Akkermansia and Cancer Immunotherapy
Some of the most striking research connects Akkermansia levels to how well cancer patients respond to checkpoint immunotherapy, particularly PD-1 blockers used in lung cancer. In a study of advanced non-small-cell lung cancer patients, those who had detectable Akkermansia in their gut (the Akk+ group) had an objective response rate of 28%, compared to 18% in those without it. Among patients receiving immunotherapy as their first-line treatment, the gap widened: 41% responded in the Akk+ group versus 19% in the Akk- group.
Survival differences were similarly notable. Median overall survival was 18.8 months for Akk+ patients compared to 15.4 months for Akk- patients. Among first-line immunotherapy patients, 59% of those with Akkermansia were still alive at 12 months, compared to 35% without it. However, the relationship isn’t simply “more is better.” Patients with extremely high levels of Akkermansia (above the 77th percentile) actually had worse outcomes, with a median survival of just 7.8 months compared to 27.2 months for those with moderate levels. This U-shaped pattern suggests that balance matters: a healthy presence is beneficial, but an overgrowth may signal underlying gut dysfunction.
Foods That Support Akkermansia Growth
You can’t eat Akkermansia directly through food, but certain dietary compounds encourage its growth in your gut. Polyphenols, the antioxidant compounds abundant in deeply colored fruits, are the strongest candidates. Grape polyphenols, cranberry extracts, and pomegranate have all been linked to increased Akkermansia levels in both animal and human studies.
In one mouse study comparing grape polyphenol extract to other antioxidants like vitamin C and beta-carotene, only the grape polyphenols triggered a significant Akkermansia bloom, with an average increase of 468% in relative abundance compared to baseline. The mechanism appears to involve polyphenols scavenging reactive oxygen species in the gut, creating a more favorable low-oxygen environment where Akkermansia thrives. This aligns with its biology as a strict anaerobe: anything that reduces oxygen in the gut interior gives it a competitive advantage.

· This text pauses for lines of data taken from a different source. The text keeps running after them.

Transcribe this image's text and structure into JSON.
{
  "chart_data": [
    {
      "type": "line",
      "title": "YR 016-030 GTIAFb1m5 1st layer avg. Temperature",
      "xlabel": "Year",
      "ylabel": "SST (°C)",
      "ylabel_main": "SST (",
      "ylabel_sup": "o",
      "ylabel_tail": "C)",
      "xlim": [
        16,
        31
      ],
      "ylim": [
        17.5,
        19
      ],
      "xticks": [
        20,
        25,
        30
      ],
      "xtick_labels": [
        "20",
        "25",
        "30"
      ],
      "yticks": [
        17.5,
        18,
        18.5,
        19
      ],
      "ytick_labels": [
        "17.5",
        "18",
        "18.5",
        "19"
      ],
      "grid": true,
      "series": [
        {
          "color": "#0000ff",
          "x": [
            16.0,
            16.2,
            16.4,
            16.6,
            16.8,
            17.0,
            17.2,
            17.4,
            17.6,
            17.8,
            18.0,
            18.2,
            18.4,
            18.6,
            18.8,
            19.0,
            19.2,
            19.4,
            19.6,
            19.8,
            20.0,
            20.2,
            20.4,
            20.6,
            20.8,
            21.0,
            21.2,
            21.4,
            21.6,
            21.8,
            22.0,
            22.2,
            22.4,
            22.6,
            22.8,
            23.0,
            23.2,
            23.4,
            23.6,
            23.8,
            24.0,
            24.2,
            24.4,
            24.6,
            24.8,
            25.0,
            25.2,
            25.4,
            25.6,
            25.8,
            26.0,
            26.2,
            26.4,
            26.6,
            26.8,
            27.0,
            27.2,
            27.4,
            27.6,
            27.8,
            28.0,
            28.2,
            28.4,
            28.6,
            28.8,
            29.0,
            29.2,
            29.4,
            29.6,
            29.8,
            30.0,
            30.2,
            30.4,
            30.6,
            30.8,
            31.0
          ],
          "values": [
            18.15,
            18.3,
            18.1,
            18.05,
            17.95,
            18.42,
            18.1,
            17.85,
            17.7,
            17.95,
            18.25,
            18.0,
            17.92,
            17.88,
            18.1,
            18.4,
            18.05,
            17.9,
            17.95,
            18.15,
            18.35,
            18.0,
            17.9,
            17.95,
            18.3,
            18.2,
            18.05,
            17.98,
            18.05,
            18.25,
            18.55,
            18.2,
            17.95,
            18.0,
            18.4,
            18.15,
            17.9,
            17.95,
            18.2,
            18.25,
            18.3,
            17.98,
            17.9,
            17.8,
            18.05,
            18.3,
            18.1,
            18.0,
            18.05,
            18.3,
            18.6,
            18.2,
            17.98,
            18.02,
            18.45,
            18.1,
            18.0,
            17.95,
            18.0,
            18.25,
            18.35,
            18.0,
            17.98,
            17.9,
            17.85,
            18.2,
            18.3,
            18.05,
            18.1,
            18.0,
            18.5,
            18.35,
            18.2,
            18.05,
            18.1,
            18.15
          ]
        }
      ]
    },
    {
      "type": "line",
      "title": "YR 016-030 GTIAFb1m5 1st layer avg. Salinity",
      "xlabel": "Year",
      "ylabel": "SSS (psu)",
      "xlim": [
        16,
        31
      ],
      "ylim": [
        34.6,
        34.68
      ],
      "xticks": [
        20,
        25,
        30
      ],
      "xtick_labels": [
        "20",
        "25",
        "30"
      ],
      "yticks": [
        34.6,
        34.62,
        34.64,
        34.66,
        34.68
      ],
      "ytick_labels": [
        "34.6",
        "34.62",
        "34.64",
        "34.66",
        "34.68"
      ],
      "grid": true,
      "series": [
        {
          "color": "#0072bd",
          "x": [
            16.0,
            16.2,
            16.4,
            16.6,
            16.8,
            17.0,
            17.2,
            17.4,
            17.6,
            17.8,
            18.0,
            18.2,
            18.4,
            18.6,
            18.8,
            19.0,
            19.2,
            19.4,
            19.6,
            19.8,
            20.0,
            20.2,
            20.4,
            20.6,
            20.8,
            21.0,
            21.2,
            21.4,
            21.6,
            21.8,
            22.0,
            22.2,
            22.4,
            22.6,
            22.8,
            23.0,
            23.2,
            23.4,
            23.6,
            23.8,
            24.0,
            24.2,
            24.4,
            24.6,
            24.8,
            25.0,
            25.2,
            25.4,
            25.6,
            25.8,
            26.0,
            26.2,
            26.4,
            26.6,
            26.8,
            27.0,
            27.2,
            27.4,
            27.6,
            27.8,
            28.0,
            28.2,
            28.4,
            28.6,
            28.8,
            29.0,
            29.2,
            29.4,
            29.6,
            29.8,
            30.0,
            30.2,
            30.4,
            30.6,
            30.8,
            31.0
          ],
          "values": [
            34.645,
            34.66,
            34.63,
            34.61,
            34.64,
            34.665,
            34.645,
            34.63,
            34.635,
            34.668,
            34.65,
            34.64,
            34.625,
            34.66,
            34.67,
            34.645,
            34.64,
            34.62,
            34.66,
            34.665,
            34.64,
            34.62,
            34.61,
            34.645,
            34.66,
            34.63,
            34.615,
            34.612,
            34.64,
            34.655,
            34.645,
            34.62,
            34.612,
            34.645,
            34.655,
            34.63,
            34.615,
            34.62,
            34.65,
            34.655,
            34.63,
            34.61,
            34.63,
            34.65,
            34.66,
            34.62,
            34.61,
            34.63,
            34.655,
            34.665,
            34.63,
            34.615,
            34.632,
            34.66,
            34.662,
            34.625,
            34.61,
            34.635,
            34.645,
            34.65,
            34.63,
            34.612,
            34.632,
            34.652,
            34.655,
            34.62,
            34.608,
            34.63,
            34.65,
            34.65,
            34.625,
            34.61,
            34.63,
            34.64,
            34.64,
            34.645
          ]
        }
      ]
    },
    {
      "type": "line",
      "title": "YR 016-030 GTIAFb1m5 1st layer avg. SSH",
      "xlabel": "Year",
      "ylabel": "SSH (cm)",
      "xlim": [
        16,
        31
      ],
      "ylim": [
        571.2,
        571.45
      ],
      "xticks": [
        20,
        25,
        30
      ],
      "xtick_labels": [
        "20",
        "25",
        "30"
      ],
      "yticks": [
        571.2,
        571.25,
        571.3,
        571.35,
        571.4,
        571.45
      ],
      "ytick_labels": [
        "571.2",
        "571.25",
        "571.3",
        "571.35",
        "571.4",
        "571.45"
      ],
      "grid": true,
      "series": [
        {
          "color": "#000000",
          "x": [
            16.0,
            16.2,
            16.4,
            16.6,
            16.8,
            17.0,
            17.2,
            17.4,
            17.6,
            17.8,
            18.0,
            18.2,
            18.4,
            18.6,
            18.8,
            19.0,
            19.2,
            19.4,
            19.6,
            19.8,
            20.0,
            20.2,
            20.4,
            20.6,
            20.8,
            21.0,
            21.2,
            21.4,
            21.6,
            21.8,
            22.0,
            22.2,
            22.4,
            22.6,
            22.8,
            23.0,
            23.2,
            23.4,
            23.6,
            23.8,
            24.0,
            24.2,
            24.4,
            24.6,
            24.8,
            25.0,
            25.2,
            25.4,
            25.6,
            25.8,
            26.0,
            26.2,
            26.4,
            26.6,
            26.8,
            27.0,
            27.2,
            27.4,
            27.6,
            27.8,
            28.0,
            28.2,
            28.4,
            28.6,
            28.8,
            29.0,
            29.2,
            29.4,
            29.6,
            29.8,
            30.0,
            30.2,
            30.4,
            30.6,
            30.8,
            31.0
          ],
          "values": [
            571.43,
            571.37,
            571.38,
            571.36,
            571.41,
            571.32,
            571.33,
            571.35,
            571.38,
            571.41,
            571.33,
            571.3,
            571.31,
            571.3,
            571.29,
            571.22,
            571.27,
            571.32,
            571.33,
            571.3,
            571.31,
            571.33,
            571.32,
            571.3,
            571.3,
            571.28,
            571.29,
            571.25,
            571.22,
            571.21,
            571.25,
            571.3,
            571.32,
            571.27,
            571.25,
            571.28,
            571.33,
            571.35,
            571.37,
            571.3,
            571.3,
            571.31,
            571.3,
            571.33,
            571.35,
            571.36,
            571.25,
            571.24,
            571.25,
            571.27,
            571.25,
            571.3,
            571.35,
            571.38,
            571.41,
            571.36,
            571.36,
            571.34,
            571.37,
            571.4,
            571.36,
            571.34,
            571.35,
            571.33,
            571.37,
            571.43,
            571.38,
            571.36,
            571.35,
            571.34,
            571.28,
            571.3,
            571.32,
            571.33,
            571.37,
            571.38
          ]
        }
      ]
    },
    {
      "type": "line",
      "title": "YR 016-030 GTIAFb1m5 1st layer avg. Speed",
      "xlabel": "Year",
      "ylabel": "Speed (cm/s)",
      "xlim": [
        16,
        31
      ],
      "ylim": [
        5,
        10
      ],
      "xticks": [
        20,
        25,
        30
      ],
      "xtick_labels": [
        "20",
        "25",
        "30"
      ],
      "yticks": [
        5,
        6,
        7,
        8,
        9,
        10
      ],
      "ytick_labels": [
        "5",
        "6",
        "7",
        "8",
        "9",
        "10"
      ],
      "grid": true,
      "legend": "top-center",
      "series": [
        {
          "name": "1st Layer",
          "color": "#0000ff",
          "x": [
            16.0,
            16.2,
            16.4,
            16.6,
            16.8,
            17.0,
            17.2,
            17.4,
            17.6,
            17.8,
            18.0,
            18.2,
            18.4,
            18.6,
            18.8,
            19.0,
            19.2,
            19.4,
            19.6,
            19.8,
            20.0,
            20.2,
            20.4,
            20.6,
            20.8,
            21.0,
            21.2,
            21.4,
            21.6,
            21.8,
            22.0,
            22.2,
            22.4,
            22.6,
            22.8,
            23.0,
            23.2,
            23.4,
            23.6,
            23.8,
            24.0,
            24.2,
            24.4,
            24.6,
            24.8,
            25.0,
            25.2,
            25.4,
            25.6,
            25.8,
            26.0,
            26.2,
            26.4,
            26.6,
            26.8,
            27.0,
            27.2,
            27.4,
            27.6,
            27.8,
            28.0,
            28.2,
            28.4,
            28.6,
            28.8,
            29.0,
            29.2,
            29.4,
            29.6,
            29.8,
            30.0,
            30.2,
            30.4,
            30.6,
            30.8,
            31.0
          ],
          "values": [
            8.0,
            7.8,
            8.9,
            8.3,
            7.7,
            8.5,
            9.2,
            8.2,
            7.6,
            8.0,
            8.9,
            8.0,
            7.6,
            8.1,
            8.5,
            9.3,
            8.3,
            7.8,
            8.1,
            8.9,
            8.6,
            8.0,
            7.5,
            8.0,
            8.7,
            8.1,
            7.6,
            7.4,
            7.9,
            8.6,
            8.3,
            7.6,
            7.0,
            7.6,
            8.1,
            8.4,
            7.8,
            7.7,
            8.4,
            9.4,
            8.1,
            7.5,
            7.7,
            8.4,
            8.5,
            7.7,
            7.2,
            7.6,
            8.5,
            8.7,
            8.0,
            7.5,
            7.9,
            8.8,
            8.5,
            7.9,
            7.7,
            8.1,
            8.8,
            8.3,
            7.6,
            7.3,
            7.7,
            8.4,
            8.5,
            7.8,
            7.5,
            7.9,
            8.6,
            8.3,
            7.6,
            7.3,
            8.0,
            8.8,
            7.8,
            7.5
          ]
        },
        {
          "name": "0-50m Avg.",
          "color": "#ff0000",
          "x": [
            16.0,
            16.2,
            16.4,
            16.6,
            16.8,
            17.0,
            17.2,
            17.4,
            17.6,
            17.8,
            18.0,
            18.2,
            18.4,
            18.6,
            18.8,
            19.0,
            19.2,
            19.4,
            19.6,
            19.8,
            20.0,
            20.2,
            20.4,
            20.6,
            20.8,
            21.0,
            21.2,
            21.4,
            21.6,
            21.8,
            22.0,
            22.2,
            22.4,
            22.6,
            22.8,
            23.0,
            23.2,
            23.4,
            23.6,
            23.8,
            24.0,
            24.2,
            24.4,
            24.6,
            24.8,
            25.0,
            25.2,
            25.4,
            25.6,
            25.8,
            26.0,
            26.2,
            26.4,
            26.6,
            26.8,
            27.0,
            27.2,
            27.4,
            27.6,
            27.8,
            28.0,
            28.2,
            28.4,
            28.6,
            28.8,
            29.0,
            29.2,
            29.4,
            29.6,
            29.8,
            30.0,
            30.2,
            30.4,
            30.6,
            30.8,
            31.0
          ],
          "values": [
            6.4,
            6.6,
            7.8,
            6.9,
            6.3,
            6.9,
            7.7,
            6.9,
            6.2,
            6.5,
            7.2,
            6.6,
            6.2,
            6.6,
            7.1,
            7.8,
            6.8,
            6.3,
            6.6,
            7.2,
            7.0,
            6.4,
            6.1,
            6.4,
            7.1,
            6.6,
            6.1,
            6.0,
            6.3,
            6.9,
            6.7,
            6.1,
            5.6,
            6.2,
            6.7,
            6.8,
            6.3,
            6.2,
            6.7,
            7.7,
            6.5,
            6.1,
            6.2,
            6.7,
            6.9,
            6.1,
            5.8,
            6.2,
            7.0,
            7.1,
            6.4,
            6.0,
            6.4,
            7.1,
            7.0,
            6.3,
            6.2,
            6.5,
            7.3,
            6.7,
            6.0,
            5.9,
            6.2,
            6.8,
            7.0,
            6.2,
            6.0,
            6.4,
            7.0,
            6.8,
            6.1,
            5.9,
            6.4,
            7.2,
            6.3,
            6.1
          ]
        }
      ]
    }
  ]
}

Practically, this means regularly eating foods like grapes, blueberries, cranberries, pomegranates, and green tea may help foster a gut environment where Akkermansia can flourish. A high-fiber diet also supports the overall mucus layer that Akkermansia depends on, since fiber stimulates mucin production through other bacterial pathways.
Supplement Availability and Regulation
Akkermansia muciniphila supplements are commercially available in the United States, typically sold as pasteurized (heat-treated) formulations. The bacterium has been submitted to the FDA through the New Dietary Ingredient notification process, which requires manufacturers to demonstrate safety before marketing. In Europe, the European Food Safety Authority has evaluated pasteurized Akkermansia as a novel food ingredient. These regulatory pathways mean the supplements on the market have undergone safety review, though they are not approved as drugs and cannot legally claim to treat or prevent disease.
Most supplements provide around 10 billion cells per dose, matching the amount used in the clinical trial described above. Because the pasteurized form showed stronger metabolic effects than live bacteria in that trial, heat-treated products are the current standard. Live formulations present additional challenges, since Akkermansia is a strict anaerobe that dies quickly when exposed to oxygen, making shelf-stable live products difficult to manufacture reliably.